Ook op andere vlakken zou de Vlaming er beter van worden als het volledige gezins en gezondheidsbeleid bij de deelstaten lag. We moeten een duidelijke logica hanteren: kostencompenserende uitkeringen, zoals gezins en gezondheidsbeleid, horen bij de gemeenschappen. Inkomensvervangende uitkeringen, zoals pensioenen, arbeidsongeschiktheid of werkloosheid, horen bij de federale overheid.
Dicht bij de mensen
De filosofie achter de staatshervormingen is dat persoonsgebonden bevoegdheden (volksgezondheid en welzijn, onderwijs en cultuur) bij de gemeenschappen horen. Zorg moet zo dicht mogelijk bij de mensen staan, zodat ze zo dicht mogelijk kan aansluiten bij wat ze nodig hebben. Zo wordt de Vlaming gemiddeld ouder, wat gepaard gaat met bijkomende ziekten en kwalen. Het is moeilijk om dat aan te pakken, als de bevoegdheden versnipperd zijn. Als je mensen optimaal wil kunnen verzorgen, is het daarom belangrijk om zorg op maat te kunnen aanbieden. Een architect van de staatsstructuur denkt misschien in hokjes, maar ziekte en ouderdom doen dat niet. Het welzijns en gezondheidszorgaanbod horen dan ook thuis op hetzelfde overheidsniveau.

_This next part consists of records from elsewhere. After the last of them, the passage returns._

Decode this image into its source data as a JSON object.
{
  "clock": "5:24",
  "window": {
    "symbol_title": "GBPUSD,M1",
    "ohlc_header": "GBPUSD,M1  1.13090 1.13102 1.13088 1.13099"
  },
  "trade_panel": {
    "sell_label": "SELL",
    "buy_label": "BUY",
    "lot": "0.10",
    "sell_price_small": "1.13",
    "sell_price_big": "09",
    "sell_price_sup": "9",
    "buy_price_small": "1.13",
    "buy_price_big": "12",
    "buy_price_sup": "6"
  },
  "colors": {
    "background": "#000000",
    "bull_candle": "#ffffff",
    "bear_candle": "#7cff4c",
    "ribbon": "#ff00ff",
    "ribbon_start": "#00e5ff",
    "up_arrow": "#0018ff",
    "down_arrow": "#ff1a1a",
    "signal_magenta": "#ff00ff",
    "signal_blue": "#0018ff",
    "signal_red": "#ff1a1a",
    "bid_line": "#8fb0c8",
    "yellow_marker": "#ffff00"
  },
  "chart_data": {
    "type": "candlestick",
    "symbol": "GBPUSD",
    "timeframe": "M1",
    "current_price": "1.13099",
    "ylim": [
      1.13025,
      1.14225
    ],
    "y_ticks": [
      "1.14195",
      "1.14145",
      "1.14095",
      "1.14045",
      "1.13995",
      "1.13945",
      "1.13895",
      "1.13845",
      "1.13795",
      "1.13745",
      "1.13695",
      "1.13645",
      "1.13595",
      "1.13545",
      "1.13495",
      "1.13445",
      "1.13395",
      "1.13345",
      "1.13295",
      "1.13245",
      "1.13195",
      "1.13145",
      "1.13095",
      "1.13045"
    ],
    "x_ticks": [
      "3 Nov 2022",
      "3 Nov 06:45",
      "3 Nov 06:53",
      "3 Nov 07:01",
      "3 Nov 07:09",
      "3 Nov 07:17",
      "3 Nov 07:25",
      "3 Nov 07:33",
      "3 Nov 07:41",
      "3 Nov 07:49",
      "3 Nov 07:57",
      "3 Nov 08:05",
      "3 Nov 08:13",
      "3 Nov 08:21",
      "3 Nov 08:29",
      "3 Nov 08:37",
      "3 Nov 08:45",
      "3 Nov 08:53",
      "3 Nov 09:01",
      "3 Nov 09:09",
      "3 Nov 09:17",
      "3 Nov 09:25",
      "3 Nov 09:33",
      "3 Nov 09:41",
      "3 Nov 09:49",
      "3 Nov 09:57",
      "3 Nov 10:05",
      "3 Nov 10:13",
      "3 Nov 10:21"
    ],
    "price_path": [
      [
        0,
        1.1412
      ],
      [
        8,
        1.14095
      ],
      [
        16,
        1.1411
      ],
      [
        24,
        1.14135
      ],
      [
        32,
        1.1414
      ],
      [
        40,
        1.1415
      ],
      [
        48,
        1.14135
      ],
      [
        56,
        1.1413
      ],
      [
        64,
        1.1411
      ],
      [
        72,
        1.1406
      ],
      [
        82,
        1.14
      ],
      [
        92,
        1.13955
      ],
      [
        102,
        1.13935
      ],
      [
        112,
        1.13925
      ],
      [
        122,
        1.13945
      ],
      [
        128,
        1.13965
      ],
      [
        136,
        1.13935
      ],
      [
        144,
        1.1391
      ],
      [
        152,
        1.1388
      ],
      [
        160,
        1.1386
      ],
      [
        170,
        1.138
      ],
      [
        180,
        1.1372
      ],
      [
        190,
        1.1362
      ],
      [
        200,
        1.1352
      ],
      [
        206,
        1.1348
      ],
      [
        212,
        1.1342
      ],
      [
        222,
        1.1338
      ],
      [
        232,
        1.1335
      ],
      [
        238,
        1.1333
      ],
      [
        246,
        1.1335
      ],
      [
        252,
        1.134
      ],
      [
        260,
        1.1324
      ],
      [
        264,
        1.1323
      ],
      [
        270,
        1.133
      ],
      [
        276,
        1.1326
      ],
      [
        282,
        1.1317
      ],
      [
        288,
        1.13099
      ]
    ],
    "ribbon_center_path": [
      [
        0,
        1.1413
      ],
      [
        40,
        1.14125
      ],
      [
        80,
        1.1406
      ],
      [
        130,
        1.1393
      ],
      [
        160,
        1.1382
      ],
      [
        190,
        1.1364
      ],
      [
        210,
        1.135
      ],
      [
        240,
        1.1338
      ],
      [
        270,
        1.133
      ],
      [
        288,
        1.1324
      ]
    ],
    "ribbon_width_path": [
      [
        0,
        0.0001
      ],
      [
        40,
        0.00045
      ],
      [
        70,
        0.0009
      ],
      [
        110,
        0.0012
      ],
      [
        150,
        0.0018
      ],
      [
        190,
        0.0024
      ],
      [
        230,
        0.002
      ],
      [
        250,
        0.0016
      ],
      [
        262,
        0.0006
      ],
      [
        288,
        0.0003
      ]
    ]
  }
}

De coronacrisis heeft een aantal zaken opnieuw op scherp gesteld: Vlaanderen is wel bevoegd voor de contactopsporing, maar niet voor het testen. Wij zijn bevoegd voor de woonzorgcentra, maar slechts gedeeltelijk voor de ziekenhuizen. De eerstelijnszones in Vlaanderen staan klaar om een beleid dicht bij de mensen te voeren, maar omdat we de ziekenhuizen niet kunnen verplichten daaraan te participeren, kunnen we ze ook niet volop inzetten bij grote gezondheidsuitdagingen.
Een architect van de staatsstructuur denkt misschien in hokjes, maar ziekte en ouderdom doen dat niet
De crisis heeft ook aangetoond dat we kunnen samenwerken. Maar daarvoor hoeven we de tandpasta niet terug in de tube te duwen, en negeren dat er belangrijke verschillen in visie zijn tussen de deelstaten. Want beleid gaat over keuzes maken, over de vraag waar onze prioriteiten liggen en waarin we willen investeren. In Vlaanderen is het duidelijk dat de keuze ligt op preventie, zorg en welzijn. En dat de Vlaming daarvan de vruchten plukt in zijn dagelijkse leven. Die positieve tendens moeten we verder trekken naar het volledige gezondheidszorgbeleid.